Cokolwiek zrobisz, zawsze będzie to: "nie wszystko!"
Znasz to ... . Jest poniedziałek rano. Przychodzisz do pracy nieco zmęczony weekendem spędzonym na zabawie z dziećmi, porządkach, odwiedzinami ... ale w zasadzie gotowy do pracy. Włączasz komputer i ... wita Cię 70 nowych e-maili, włączasz telefon - kontrolka poczty głosowej telefonu już miga i zanim zdążysz odsłuchać wiadomości, przychodzi kolejne połączenie telefoniczne. Z każdym dzwonkiem, mailem, współpracownikiem, który wchodzi do pokoju bez zaproszenia, pojawia się nowe żądanie - uwagi, reakcji, decyzji ... . Umyka czas a sprawy nie posuwają się na przód. W połowie dnia już czujesz się przepracowany, zmęczony - przytłoczony ilością spraw a znalazła się jedynie krótka chwila na szybkie wypicie filiżanki kawy 😵.
To „cicha trauma” pracowników umysłowych na całym świecie. Żyjemy w świecie, w którym
„nasza praca nie ma granic” i
„nie ma ograniczeń co do potencjalnych informacji, które mogą nam pomóc lepiej wykonywać naszą pracę”. Co więcej, w konkurencyjnym środowisku, które jest nieustannie przekształcane przez internet, kusi nas, aby zrównoważyć naszą pracę co miesiąc, co tydzień, a nawet co godzinę. To szalone podejście jest receptą na niezadowolenie i rozpacz - zbyt powszechne odczucia w dzisiejszych czasach dla zbyt wielu z nas.

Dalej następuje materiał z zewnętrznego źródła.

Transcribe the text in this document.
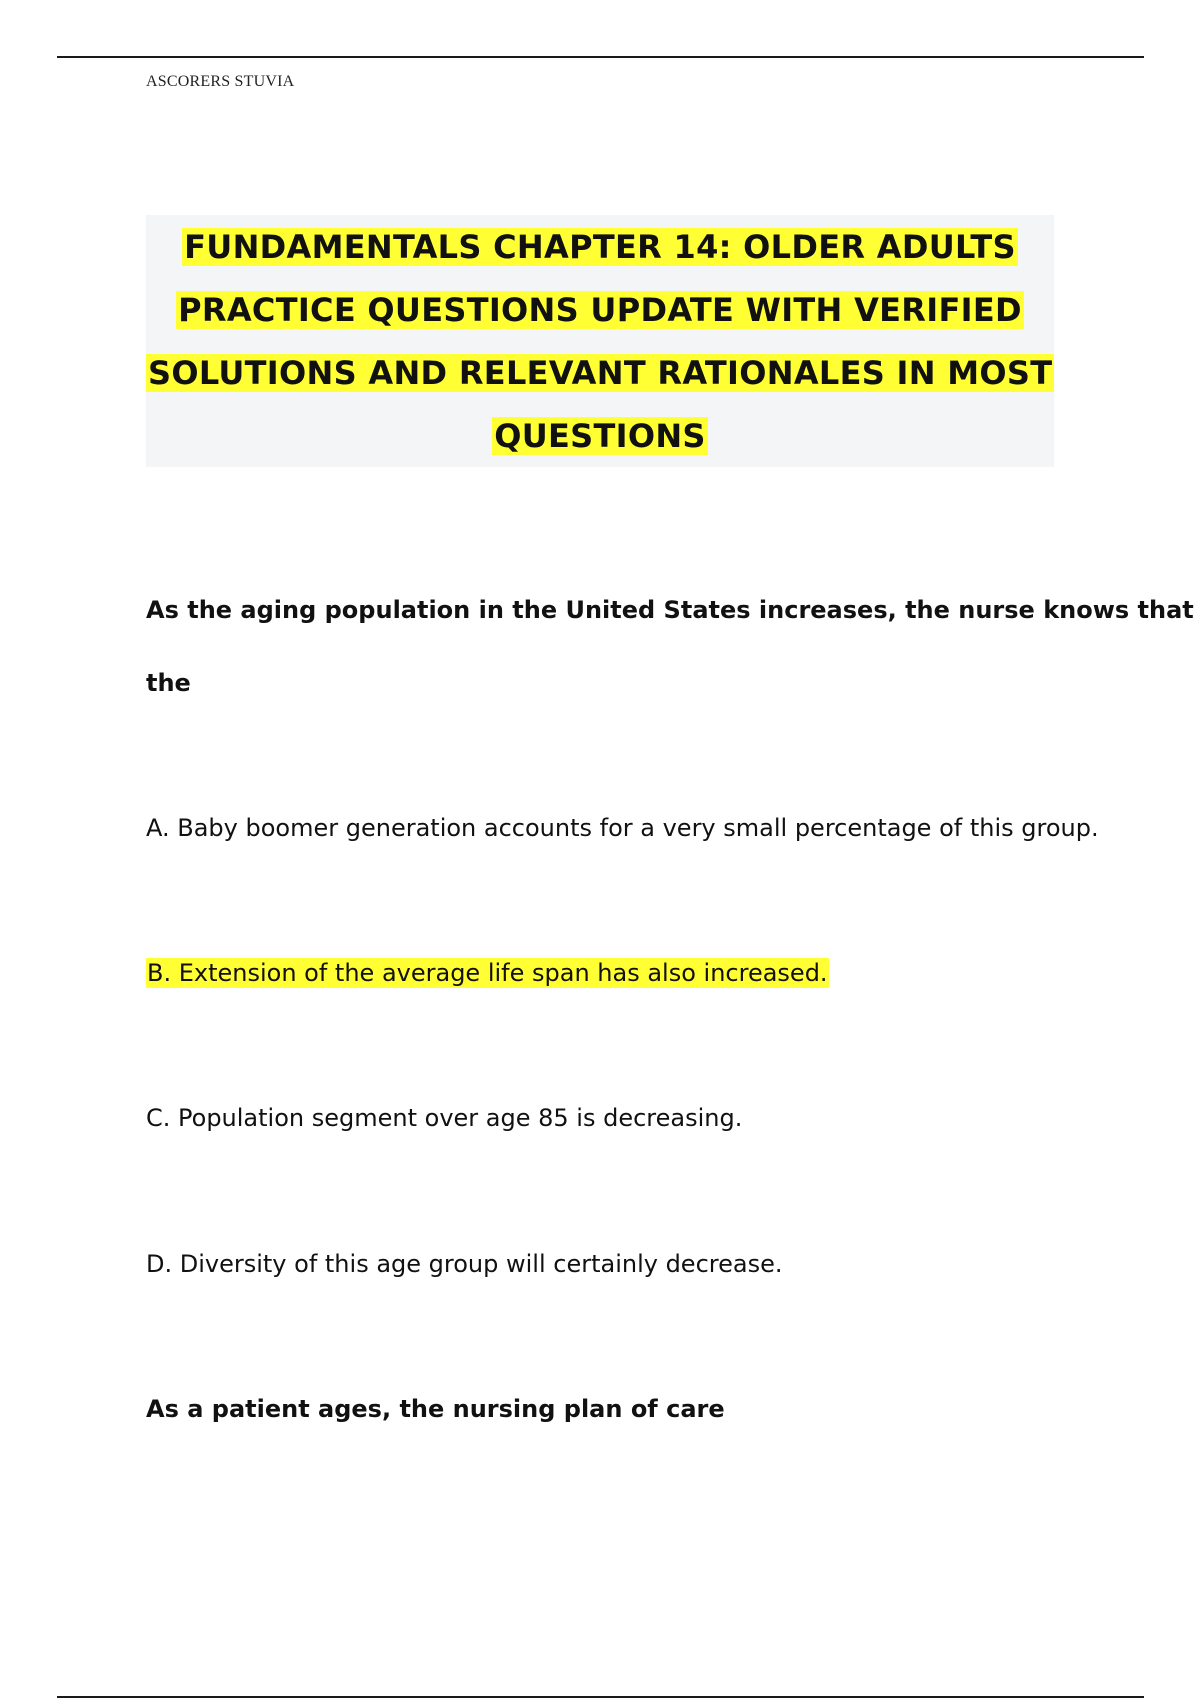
ASCORERS STUVIA
FUNDAMENTALS CHAPTER 14: OLDER ADULTS
PRACTICE QUESTIONS UPDATE WITH VERIFIED
SOLUTIONS AND RELEVANT RATIONALES IN MOST
QUESTIONS
As the aging population in the United States increases, the nurse knows that
the
A. Baby boomer generation accounts for a very small percentage of this group.
B. Extension of the average life span has also increased.
C. Population segment over age 85 is decreasing.
D. Diversity of this age group will certainly decrease.
As a patient ages, the nursing plan of care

Prawdziwym wyzwaniem jest jednak nie zarządzanie czasem, ale
utrzymanie skupienia!
Utrzymanie skupienia
Jeśli zbytnio dałeś się pochłonąć temu wszystkiemu, co cię czeka, tracisz zdolność odpowiedniego i skutecznego reagowania. Pamiętaj, że to TY jesteś tym, który nadaje tempo pracy, ponieważ to TY, pozwalasz, aby rzeczy wkroczyły w Twoje życie, w Twoje środowisko pracy.
Jeśli pozwolisz zbyt wielu sprawom - które reprezentują niezdecydowane, chaotyczne, nierozważne, niezarządzane umowy z Tobą - gromadzić się w Twojej osobistej przestrzeni, w pewnym momencie zacznie Ci to ciążyć i wpływać na Twoją wydajność pracy, na Twój subiektywny do niej stosunek.
Produktywność polega na ukończeniu.
Brak dobrego czasu
Ktoś kiedyś powiedział, że żyjemy w dziwnym czasie, co oznaczało, że nie mamy jak kiedyś 2 godzin bez przerwy na załatwienie trudnej sprawy ale 8 odcinków po 15 min. a czasem 24 po 5 minut. Niby to samo, ale nie to samo. Pewne rzeczy wymagają
bloku czasu - nie da się tego przeskoczyć.
Czasami jesteśmy wykończeni, przemęczeni, przepracowani - tak zwyczajnie po prostu. Czasami najwłaściwszą rzeczą na najbliższe 5 wolnych minut jest podlewanie roślin lub zrobienie kawy czy herbaty.
Kiedy już wiesz, co robić, produktywność staje się jedyną prawdziwą przewagą konkurencyjną. Jest jakaś głęboka mądrość w powiedzeniu: "tak pracujesz - jak żyjesz" - i nie chodzi tylko o większą szybkość czy tempo.
Chodzi raczej a może przede wszystkim o priorytety.
Powstaje pytanie: jak powinniśmy zająć się ustalaniem priorytetów?
Kluczem są priorytety
Wydaje mi się, że chodzi o właściwą perspektywę czasu. Czy z perspektywy 1 roku to co robisz teraz ma znaczenie, dalej czy z perspektywy najbliższych 5 lat ma to znaczenie, a jak to zadanie prezentuje się w perspektywie najbliższych 10 lat ... . Zależy to w jakiej perspektywie moje JA funkcjonuję na co dzień: dnia , tygodnia, miesiąca, roku, 10 lat, całego życia. Nasza wewnętrzna perspektywa rzutuje na perspektywę podejmowanych zadań ale też sposobu ich podejmowania.
Ktoś kto żyje dniem dzisiejszym, będzie podejmował się każdego działania, bo jego horyzont sięga właśnie dzisiejszego dnia.
Osoby podchodzące do życia z dłuższą (a często głębszą) perspektywą, będą podejmować się zadań, których horyzont znaczeniowy przekracza dzień czy tydzień, doraźne zyski ich nie interesują. Zmiana, której efekt sięga 1/2 roku nie wzbudzi ich zainteresowania.